Zur Feuerwehr gebracht hat ihn damals sein Alterskamerad Kurt Eifert. Der war bereits aktiver Brandschützer und Gruppenführer bei der Wehr und lotste Pauli sozusagen in die erste Feuerwehrübung. Weiland befand sich das Feuerwehrhaus noch in der unteren Bahnhofstraße. Als Feuerwehr der Kreisstadt verfügte die Wehr bereits über ein Kraftfahrzeug - ein Löschgruppenfahrzeug vom Typ LF 15. Das Auto muss recht untermotorisiert gewesen sein, erinnert sich Pauli. Ging es über den Hohen Berg nach Grävenwiesbach oder über die Landstraße Richtung Merzhausen, dann fiel der Tacho mal eben auf 20-25 Stundenkilometer ab, sobald eine Steigung genommen werden musste.
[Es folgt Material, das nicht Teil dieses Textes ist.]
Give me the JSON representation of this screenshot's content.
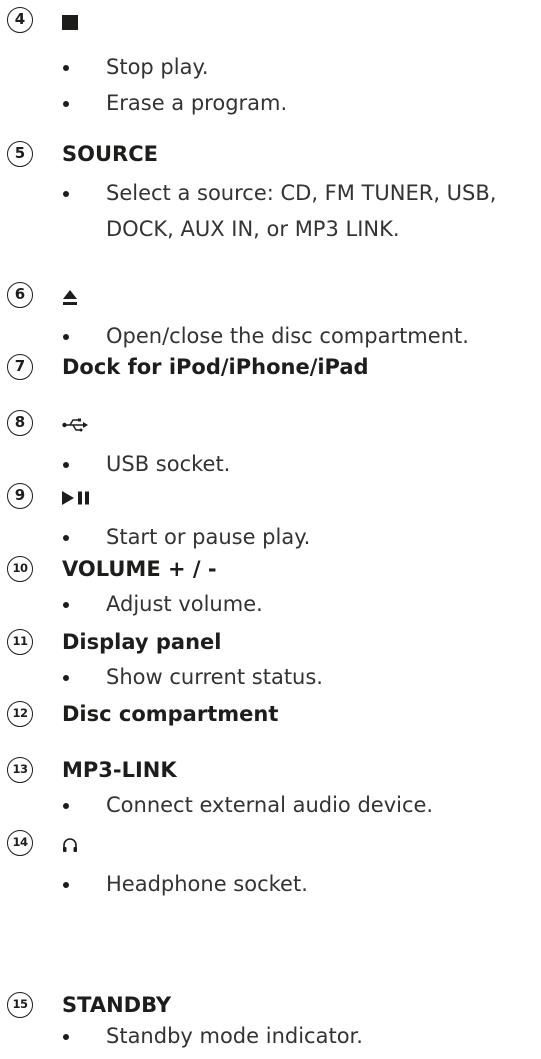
{
  "items": [
    {
      "number": "4",
      "symbol": "stop",
      "bullets": [
        "Stop play.",
        "Erase a program."
      ]
    },
    {
      "number": "5",
      "title": "SOURCE",
      "bullets": [
        "Select a source: CD, FM TUNER, USB, DOCK, AUX IN, or MP3 LINK."
      ]
    },
    {
      "number": "6",
      "symbol": "eject",
      "bullets": [
        "Open/close the disc compartment."
      ]
    },
    {
      "number": "7",
      "title": "Dock for iPod/iPhone/iPad",
      "bullets": []
    },
    {
      "number": "8",
      "symbol": "usb",
      "bullets": [
        "USB socket."
      ]
    },
    {
      "number": "9",
      "symbol": "play-pause",
      "bullets": [
        "Start or pause play."
      ]
    },
    {
      "number": "10",
      "title": "VOLUME + / -",
      "bullets": [
        "Adjust volume."
      ]
    },
    {
      "number": "11",
      "title": "Display panel",
      "bullets": [
        "Show current status."
      ]
    },
    {
      "number": "12",
      "title": "Disc compartment",
      "bullets": []
    },
    {
      "number": "13",
      "title": "MP3-LINK",
      "bullets": [
        "Connect external audio device."
      ]
    },
    {
      "number": "14",
      "symbol": "headphone",
      "bullets": [
        "Headphone socket."
      ]
    },
    {
      "number": "15",
      "title": "STANDBY",
      "bullets": [
        "Standby mode indicator."
      ]
    }
  ]
}
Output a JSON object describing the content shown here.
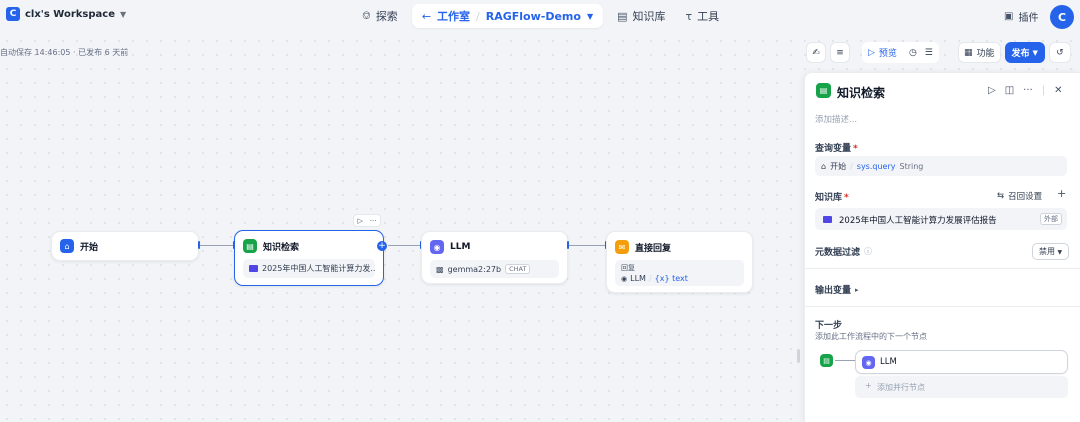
{
  "workspace": {
    "logo_letter": "C",
    "name": "clx's Workspace"
  },
  "nav": {
    "explore": "探索",
    "studio": "工作室",
    "app_name": "RAGFlow-Demo",
    "knowledge": "知识库",
    "tools": "工具"
  },
  "plugins_label": "插件",
  "avatar_letter": "C",
  "autosave": "自动保存 14:46:05 · 已发布 6 天前",
  "toolbar": {
    "preview": "预览",
    "features": "功能",
    "publish": "发布"
  },
  "nodes": {
    "start": {
      "title": "开始"
    },
    "knowledge": {
      "title": "知识检索",
      "dataset": "2025年中国人工智能计算力发..."
    },
    "llm": {
      "title": "LLM",
      "model": "gemma2:27b",
      "mode": "CHAT"
    },
    "answer": {
      "title": "直接回复",
      "label": "回复",
      "src": "LLM",
      "var": "{x} text"
    }
  },
  "panel": {
    "title": "知识检索",
    "desc_placeholder": "添加描述...",
    "query_label": "查询变量",
    "query_node": "开始",
    "query_var": "sys.query",
    "query_type": "String",
    "kb_label": "知识库",
    "recall_settings": "召回设置",
    "kb_item": "2025年中国人工智能计算力发展评估报告",
    "kb_tag": "外部",
    "metadata_label": "元数据过滤",
    "metadata_value": "禁用",
    "output_label": "输出变量",
    "next_title": "下一步",
    "next_desc": "添加此工作流程中的下一个节点",
    "next_node": "LLM",
    "add_parallel": "添加并行节点"
  },
  "colors": {
    "accent": "#2563eb",
    "start_icon": "#2563eb",
    "knowledge_icon": "#16a34a",
    "llm_icon": "#6366f1",
    "answer_icon": "#f59e0b",
    "folder": "#4f46e5"
  }
}
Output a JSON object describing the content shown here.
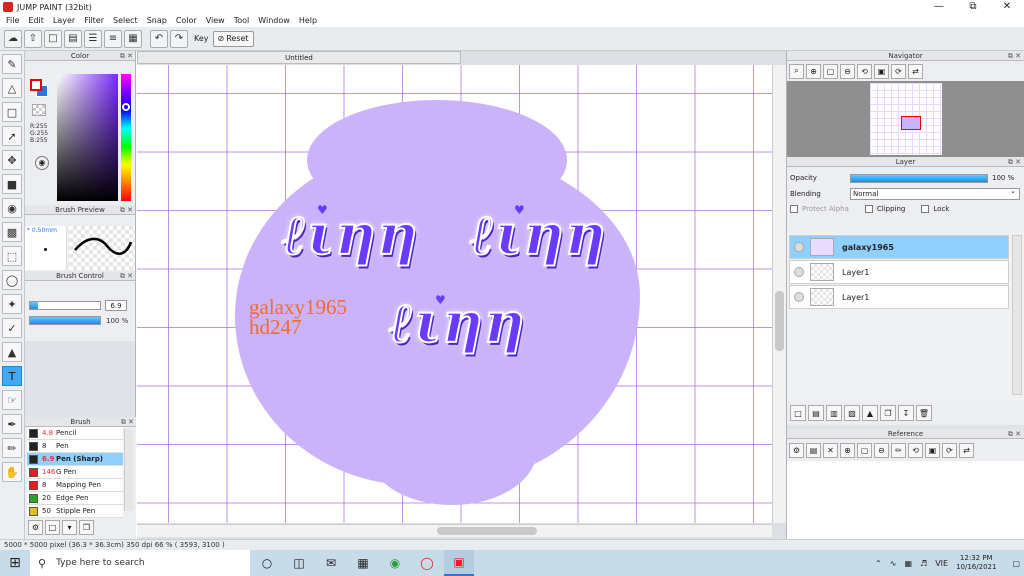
{
  "window": {
    "title": "JUMP PAINT (32bit)",
    "controls": [
      "—",
      "⧉",
      "✕"
    ]
  },
  "menu": [
    "File",
    "Edit",
    "Layer",
    "Filter",
    "Select",
    "Snap",
    "Color",
    "View",
    "Tool",
    "Window",
    "Help"
  ],
  "toolbar": {
    "key_label": "Key",
    "reset_label": "Reset"
  },
  "panels": {
    "color": {
      "title": "Color",
      "rgb_r": "R:255",
      "rgb_g": "G:255",
      "rgb_b": "B:255"
    },
    "brush_preview": {
      "title": "Brush Preview",
      "size": "* 0.50mm"
    },
    "brush_control": {
      "title": "Brush Control",
      "size_value": "6.9",
      "opacity_value": "100 %"
    },
    "brush": {
      "title": "Brush",
      "items": [
        {
          "size": "4.8",
          "name": "Pencil",
          "color": "#222222",
          "selected": false,
          "red": true
        },
        {
          "size": "8",
          "name": "Pen",
          "color": "#222222",
          "selected": false,
          "red": false
        },
        {
          "size": "6.9",
          "name": "Pen (Sharp)",
          "color": "#222222",
          "selected": true,
          "red": true
        },
        {
          "size": "146",
          "name": "G Pen",
          "color": "#e02020",
          "selected": false,
          "red": true
        },
        {
          "size": "8",
          "name": "Mapping Pen",
          "color": "#e02020",
          "selected": false,
          "red": false
        },
        {
          "size": "20",
          "name": "Edge Pen",
          "color": "#22aa22",
          "selected": false,
          "red": false
        },
        {
          "size": "50",
          "name": "Stipple Pen",
          "color": "#e0c020",
          "selected": false,
          "red": false
        }
      ]
    },
    "navigator": {
      "title": "Navigator"
    },
    "layer": {
      "title": "Layer",
      "opacity_label": "Opacity",
      "opacity_value": "100 %",
      "blending_label": "Blending",
      "blending_value": "Normal",
      "protect_alpha": "Protect Alpha",
      "clipping": "Clipping",
      "lock": "Lock",
      "layers": [
        {
          "name": "galaxy1965",
          "selected": true
        },
        {
          "name": "Layer1",
          "selected": false
        },
        {
          "name": "Layer1",
          "selected": false
        }
      ]
    },
    "reference": {
      "title": "Reference"
    }
  },
  "document": {
    "tab_title": "Untitled",
    "watermark_line1": "galaxy1965",
    "watermark_line2": "hd247"
  },
  "status": {
    "text": "5000 * 5000 pixel  (36.3 * 36.3cm)  350 dpi  66 %  ( 3593, 3100 )"
  },
  "taskbar": {
    "search_placeholder": "Type here to search",
    "language": "VIE",
    "time": "12:32 PM",
    "date": "10/16/2021"
  },
  "colors": {
    "accent": "#3fa9f5",
    "selection": "#8fd0ff",
    "canvas_blob": "#cbb3fb",
    "lettering": "#6a3bff",
    "watermark": "#f26b2e"
  }
}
Und doch hatte das Fahrzeug eine wichtige Funktion. Während in den übrigen Gemeinden des Kreises nur Tragkraftspritzen auf Anhängern zur Brandbekämpfung bereitstanden, konnte das Usinger Fahrzeug mit eingebauter Pumpe und entsprechendem Equipment die Schlagkraft bei Einsätzen erheblich steigern.
Ohne Führerschein
Da ist es sicher nicht verwunderlich, wenn Robert Pauli von einer für ihn außergewöhnlichen Einsatzfahrt berichtet, bei der er als Maschinist das Löschfahrzeug zu einem Brandeinsatz ans nahe Quarzitwerk steuerte. „Es muss um 1951 gewesen sein. Die Sirene rief uns zum Einsatz, aber es war kein Fahrer zur Verfügung. Helmut Steinmetz, der normalerweise das LF 15 steuerte, hatte Dienst bei der Post. Mit ihm hatte ich bereits hin und wieder am Bahnhof das Fahren geübt, weil ich in naher Zukunft als zweiter Maschinist eingesetzt werden sollte. Allerdings fehlte mir immer noch der Führerschein. Kurz und gut – ich bin dann ohne Fahrerlaubnis zur Einsatzstelle gefahren. Heute sicher undenkbar. Aber damals hat selbst unser Kommandant Walter Haag das Vorgehen gebilligt. Sonst hätten wir die Einsatzstelle nicht erreichen klönnen“, erinnert sich Pauli. Auch von einer tragischen Verwechslung bei der Übermittlung der Einsatzstelle weiß der Pensionär zu berichten: „Wir wurden zu einem Brandeinsatz nach Reinborn angefordert. Nachdem uns die Sirene alarmiert hatte, trafen wir am Feuerwehrhaus ein. Damals wohnte im angrenzenden Gebäude ein städtischer Bediensteter, der einen Telefonanschluss besaß. Er nahm in der Regel die Einsatzmeldungen von der Polizei entgegen. Doch statt Reinborn hatte der gute Mann Wernborn verstanden. Als wir mit Sirene und Blaulicht in Wernborn einfielen, war weit und breit kein Feuer zu sehen. Erst eine Rückfrage klärte die Verwechslung auf. Bis wir dann endlich in Reinborn eintrafen, war allerdings nicht mehr viel auszurichten.“
Vorstandsarbeit
Die LKW-Fahrerlaubnis legte der junge Maschinist bei der örtlichen Fahrschule Paul ab. In den 1960er Jahren bekam die Usinger Wehr ein Tanklöschfahrzeug vom Katastrophenschutz zur Verfügung gestellt. Man übertrug Robert Pauli fortan die Aufgabe des ersten Maschinisten. Stolz präsentiert Pauli ein Foto von diesem Fahrzeug, ein Magirus aus dem Jahre 1964. Kurz vor der Ausmusterung des Fahrzeuges hat Robert Pauli nochmal ein Foto von dem betagten Feuerwehrauto gemacht. Doch nicht nur beim Spielmannszug und in der Einsatzabteilung brachte der ehemalige Postbeamte sich ehrenamtlich ein. Im Feuerwehrvorstand übernahm er viele Jahre die Aufgabe des Schriftführers und des zweiten Rechnungsführers. Kein Wunder, dass ihm die Brandschützer schon bei seinem Übertritt in die Ehren- und Altersabteilung ihren großen Dank zollten und ihn zum Ehrenmitglied ernannten.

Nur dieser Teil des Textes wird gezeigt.